The Epic of Gilgamesh

The Epic of Gilgamesh
Who is Gilgamesh?
Main character from Epic. Likely, though, based on an actual king of Uruk who may have ruled
sometime around 2700 B.C. (3200 - 2500) The name Gilgamesh may mean "The old one is
youthful," but the king's Sumerian name was probably Bilgamesh with a B. May have been king
when Abraham was born in Ur. Associated with major expansion of the Ziggurat.
Where is Uruk?
Today, Uruk would be located in Iraq. In ancient times, Uruk would have been located in the
area of Sumer, which was part of a larger region called Mesopotamia (area between Tigris and
Euphrates Rivers).
How did the epic originate?
Not for sure, but here's a possibility. After Gilgamesh died, people may have begun to regard
him with more and more prestige. A Gilgamesh cult may have actually existed. A later
Sumerian king named King Shulgi, who was King of Ur around 2000 B.C. claimed to be related
to Gilgamesh--perhaps in order to gain more prestige himself. He may have commissioned
writings about Gilgamesh, and the events in these writings may have been embellished or created
to associate Gilgamesh with more power and honor--and also King Shulgi. After King Shulgi
died and there was no longer the pressure to produce stories to honor him, a writer may have
collaborated various stories about Gilgamesh and added themes from other stories to produce
one major tale--or epic. This person may have been an individual named Sinleqqiunninni--who
may have lived during 1300-1200 B.C. and been a scholar-priest of Uruk.
Why is the epic siginificant?
It is literature that deals with universal themes.

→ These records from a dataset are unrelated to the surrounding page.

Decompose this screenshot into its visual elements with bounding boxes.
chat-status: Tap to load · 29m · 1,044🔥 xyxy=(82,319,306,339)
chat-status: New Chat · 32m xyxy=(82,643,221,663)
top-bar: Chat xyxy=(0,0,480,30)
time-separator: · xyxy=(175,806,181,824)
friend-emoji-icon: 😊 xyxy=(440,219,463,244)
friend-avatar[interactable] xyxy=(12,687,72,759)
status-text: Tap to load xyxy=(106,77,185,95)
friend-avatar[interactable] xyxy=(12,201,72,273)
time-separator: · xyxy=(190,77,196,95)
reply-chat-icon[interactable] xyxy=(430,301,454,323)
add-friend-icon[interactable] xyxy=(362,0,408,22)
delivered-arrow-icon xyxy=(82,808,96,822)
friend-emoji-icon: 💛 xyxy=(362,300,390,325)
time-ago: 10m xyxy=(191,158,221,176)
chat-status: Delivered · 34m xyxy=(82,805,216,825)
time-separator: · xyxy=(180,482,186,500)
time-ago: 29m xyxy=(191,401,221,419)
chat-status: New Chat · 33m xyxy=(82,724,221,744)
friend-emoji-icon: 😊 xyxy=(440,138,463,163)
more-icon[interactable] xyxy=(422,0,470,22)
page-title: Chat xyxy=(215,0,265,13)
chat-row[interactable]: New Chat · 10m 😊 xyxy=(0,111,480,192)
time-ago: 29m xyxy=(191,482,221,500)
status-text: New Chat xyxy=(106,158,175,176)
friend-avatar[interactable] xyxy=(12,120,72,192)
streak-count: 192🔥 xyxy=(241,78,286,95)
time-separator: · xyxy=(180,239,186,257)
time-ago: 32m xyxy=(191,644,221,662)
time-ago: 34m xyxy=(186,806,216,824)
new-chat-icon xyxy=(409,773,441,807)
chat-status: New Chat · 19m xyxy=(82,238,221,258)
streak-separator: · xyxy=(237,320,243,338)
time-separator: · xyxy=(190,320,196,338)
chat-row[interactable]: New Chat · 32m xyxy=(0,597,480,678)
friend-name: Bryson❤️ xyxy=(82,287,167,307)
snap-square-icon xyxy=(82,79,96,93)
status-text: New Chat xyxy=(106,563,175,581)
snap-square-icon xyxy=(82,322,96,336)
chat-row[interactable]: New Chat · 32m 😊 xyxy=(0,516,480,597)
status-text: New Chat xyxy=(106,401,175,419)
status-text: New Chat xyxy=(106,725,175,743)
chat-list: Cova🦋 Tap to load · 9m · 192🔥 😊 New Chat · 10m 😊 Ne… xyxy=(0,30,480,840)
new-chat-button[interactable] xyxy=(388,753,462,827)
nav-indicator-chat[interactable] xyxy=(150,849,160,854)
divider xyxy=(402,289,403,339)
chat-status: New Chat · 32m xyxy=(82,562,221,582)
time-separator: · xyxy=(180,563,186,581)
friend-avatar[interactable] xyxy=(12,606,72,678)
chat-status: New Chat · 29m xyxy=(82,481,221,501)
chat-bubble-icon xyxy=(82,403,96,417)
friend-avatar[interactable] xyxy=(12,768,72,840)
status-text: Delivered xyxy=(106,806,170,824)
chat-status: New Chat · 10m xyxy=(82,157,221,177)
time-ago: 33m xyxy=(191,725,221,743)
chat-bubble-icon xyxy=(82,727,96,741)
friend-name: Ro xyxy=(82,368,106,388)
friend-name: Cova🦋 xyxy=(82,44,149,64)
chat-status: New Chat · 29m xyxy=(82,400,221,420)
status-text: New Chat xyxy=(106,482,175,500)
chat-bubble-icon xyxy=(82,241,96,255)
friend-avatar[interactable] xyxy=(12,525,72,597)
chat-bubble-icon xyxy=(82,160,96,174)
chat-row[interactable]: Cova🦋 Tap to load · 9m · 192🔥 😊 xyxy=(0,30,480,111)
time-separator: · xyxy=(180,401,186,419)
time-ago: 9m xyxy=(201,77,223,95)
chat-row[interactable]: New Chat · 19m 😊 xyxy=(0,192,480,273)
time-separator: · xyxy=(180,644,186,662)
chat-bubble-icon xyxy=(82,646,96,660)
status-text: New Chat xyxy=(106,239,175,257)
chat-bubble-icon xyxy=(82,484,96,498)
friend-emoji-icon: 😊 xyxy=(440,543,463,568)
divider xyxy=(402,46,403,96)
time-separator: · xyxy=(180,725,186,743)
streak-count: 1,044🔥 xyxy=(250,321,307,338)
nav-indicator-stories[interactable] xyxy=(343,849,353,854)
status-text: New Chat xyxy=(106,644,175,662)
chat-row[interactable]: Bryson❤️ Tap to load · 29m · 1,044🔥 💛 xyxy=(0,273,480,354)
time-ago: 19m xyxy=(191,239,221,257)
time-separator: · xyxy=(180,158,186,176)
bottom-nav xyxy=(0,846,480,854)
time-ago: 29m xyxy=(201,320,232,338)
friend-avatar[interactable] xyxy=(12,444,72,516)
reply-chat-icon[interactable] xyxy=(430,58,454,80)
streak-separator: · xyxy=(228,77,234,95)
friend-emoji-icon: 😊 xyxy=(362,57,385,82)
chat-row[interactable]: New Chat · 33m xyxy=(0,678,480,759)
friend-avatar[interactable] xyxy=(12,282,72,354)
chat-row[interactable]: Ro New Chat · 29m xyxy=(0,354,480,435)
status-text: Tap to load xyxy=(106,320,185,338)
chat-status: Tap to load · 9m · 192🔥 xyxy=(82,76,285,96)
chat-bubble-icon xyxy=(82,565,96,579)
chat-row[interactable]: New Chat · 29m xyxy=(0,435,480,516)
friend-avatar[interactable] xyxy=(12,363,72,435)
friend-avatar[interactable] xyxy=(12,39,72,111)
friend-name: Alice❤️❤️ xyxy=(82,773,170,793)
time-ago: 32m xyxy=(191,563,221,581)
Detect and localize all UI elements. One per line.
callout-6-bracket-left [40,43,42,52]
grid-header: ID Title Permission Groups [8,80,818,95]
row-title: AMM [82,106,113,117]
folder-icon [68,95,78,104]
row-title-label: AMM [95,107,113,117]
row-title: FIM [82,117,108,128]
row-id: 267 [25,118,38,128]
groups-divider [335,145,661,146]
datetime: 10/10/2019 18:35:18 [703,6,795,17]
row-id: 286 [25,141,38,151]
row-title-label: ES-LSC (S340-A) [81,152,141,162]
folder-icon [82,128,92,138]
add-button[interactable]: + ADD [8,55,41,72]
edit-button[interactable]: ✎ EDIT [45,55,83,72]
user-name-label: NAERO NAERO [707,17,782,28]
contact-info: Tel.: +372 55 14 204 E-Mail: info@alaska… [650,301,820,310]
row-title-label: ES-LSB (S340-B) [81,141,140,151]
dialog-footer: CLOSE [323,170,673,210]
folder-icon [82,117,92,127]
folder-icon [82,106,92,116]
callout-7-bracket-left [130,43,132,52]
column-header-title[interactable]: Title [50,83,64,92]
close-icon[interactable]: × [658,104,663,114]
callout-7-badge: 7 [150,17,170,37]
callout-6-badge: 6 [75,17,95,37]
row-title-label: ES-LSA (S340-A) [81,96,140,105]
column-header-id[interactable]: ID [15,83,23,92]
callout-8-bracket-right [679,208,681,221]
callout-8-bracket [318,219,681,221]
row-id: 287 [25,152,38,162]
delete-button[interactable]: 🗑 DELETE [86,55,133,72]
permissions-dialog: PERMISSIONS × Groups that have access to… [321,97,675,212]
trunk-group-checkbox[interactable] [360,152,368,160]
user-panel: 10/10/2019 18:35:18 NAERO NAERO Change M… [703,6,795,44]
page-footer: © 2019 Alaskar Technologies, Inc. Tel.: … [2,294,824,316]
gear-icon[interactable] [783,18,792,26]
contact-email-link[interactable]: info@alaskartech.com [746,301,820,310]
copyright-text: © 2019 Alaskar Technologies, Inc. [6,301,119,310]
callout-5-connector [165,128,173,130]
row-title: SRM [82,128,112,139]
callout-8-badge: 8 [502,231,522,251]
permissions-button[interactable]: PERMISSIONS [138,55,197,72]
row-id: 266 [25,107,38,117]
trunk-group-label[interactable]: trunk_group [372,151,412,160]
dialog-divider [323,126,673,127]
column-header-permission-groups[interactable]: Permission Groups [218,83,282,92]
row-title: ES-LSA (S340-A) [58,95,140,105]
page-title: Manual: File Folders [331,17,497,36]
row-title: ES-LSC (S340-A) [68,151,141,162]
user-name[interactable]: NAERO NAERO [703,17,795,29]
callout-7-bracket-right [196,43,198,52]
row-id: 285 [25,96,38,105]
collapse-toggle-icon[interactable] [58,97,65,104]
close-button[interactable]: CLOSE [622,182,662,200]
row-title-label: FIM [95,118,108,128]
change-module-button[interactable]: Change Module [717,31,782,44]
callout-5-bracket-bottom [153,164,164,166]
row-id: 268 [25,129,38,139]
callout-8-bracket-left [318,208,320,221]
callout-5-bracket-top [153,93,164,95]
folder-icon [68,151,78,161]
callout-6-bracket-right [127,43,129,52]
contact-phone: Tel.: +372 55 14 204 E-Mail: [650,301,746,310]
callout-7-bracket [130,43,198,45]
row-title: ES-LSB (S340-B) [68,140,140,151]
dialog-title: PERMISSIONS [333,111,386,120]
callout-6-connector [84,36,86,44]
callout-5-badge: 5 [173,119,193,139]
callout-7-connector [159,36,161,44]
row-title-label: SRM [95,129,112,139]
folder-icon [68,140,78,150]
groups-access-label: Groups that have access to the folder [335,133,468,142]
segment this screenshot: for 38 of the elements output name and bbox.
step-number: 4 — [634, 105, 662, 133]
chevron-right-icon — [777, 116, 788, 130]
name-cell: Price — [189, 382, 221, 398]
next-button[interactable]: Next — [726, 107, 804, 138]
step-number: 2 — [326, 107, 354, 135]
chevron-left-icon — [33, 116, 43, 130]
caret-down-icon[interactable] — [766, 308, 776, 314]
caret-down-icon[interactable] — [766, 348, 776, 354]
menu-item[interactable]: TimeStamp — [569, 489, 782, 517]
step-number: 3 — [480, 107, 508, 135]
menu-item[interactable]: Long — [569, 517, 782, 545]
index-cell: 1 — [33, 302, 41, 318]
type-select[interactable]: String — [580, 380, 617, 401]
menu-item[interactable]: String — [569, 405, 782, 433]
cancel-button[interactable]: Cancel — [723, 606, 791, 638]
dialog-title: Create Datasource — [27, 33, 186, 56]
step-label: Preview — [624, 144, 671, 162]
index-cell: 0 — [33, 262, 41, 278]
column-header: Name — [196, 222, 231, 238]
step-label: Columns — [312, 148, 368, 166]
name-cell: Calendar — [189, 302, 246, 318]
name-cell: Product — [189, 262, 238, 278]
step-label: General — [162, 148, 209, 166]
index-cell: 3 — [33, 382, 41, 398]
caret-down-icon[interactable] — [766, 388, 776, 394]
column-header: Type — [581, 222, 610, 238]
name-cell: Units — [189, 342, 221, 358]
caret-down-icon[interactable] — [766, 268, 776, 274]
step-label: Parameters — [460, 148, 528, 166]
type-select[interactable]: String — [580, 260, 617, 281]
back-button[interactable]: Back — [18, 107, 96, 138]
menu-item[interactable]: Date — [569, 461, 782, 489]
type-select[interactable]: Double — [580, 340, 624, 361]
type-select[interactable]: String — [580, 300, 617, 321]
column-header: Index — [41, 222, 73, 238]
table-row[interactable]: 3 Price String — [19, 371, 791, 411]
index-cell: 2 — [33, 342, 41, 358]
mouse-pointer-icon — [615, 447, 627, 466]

Kovacs says "the central concerns of the Epic are
really human relationships and feelings--loneliness, friednship, love, loss, revenge, regret, and
the fear of the oblivion of death." However, it's main significance is related to the date of the
story. First grand epic.
Original epic may have been composed during the Old Babylonian
period (1800-1600 B.C.) Would have been written in Akkadian, which was introduced to
Mesopotamia around 2500 B.C. Two major dialects--Babylonian in the south and Assyrian in
the north (named after Babylon and Assur). Written with a type of writing called cuneiform.
From the Latin word cuneus meaning wedge or angle. Developed around 3000 B.C. in Sumer,
but in Sumerian each sign represented a word while in Akkadian, each sign represented a sound.
Eventually, the Epic was recorded in Standard Babylonian (dialect for writing) during the first
millineum B.C.. Ceased to be a major method of writing after introduction of Aramaic.
Multiple versions and copies of the epic are known. The Epic itself is composed of 11 or 12
tablets. The 12th seems to have been added later--does not really jive with the story. 8-12
copies have have been found from Ninevah, Assur, Nimrud, Sultantepe, Uruk, and Babylon.
About 60% of text has been located. Addiontal text may be ascertained from repetition. Search
for more continues. Possibility of finding a complete text in Sippar, Iraq. For many centuries,
text was lost. Akkadian was not translated well into other languages. Buried in sand.
Uncovered in 19th century by British archeologists.